CI insurance, which generally pays a lump sum once the insured is diagnosed with a covered condition, can make up for cash shortfalls stemming from these gaps in coverage. And because no strong strings are attached on how policy distributions are used, the insurance can meet financial needs resulting from other eventualities.
CI insurance can, for instance, compensate for a reduction in spousal income because of time needed to care for the spouse with the critical illness.

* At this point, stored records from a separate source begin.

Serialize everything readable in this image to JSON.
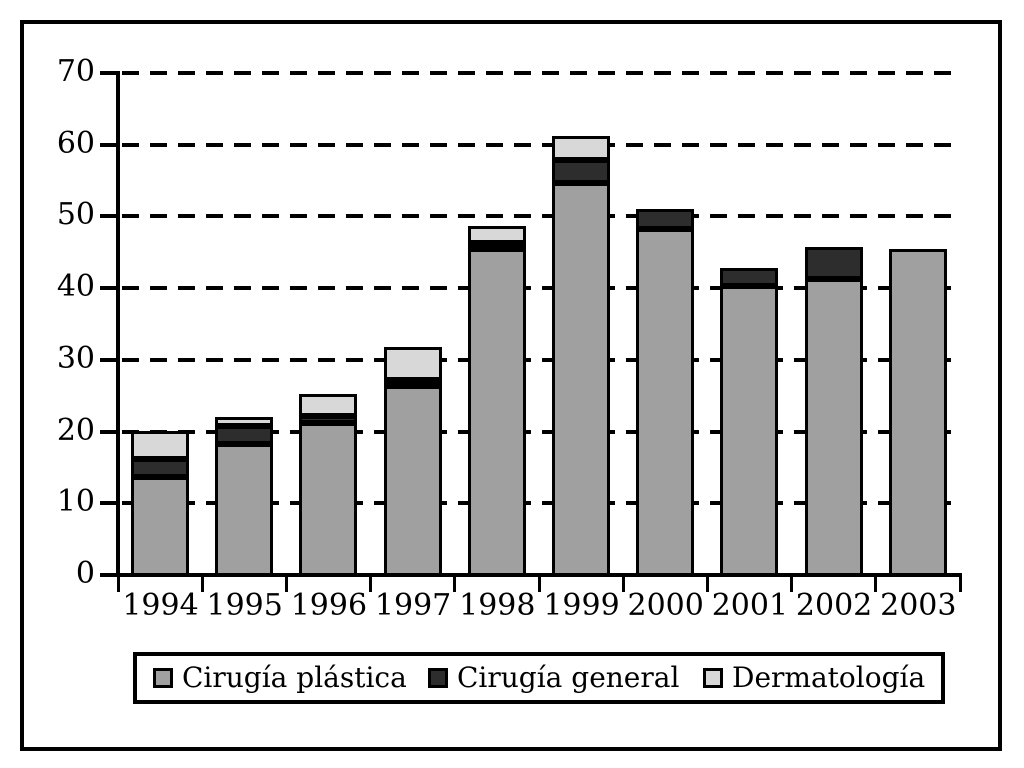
{
  "figure": {
    "background_color": "#ffffff",
    "frame_color": "#000000",
    "text_color": "#000000"
  },
  "chart_data": {
    "type": "bar",
    "stacked": true,
    "title": "",
    "xlabel": "",
    "ylabel": "",
    "categories": [
      "1994",
      "1995",
      "1996",
      "1997",
      "1998",
      "1999",
      "2000",
      "2001",
      "2002",
      "2003"
    ],
    "series": [
      {
        "name": "Cirugía plástica",
        "color": "#a0a0a0",
        "values": [
          14.0,
          18.5,
          21.5,
          26.6,
          45.7,
          55.0,
          48.5,
          40.6,
          41.5,
          45.8
        ]
      },
      {
        "name": "Cirugía general",
        "color": "#2d2d2d",
        "values": [
          2.5,
          2.6,
          1.0,
          0.9,
          0.9,
          3.2,
          2.8,
          2.5,
          4.5,
          0
        ]
      },
      {
        "name": "Dermatología",
        "color": "#d8d8d8",
        "values": [
          3.8,
          1.2,
          3.0,
          4.6,
          2.4,
          3.3,
          0,
          0,
          0,
          0
        ]
      }
    ],
    "totals": [
      20.3,
      22.3,
      25.5,
      32.1,
      49.0,
      61.5,
      51.3,
      43.1,
      46.0,
      45.8
    ],
    "ylim": [
      0,
      70
    ],
    "yticks": [
      0,
      10,
      20,
      30,
      40,
      50,
      60,
      70
    ],
    "grid": "horizontal-dashed",
    "legend_position": "bottom-boxed"
  }
}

If the insured is a key person in a business, then the insurance may also be used to hire a temporary replacement; or, if she doesn’t intend to return to work, the coverage can buy out her share of the business or fund a search for a permanent replacement.
CI can also be used to conserve savings that otherwise might need to be drawn down during the period of the critical illness. Policy proceeds may be tapped, for instance, to pay down credit card balances, auto loans or mortgage loans.
The insurance thus serves as an emergency cash reserve for a range of contingencies. And as such, advisors who sell CI policies generally recommend face amounts to provide at least six months to a year to cover emergency expenses.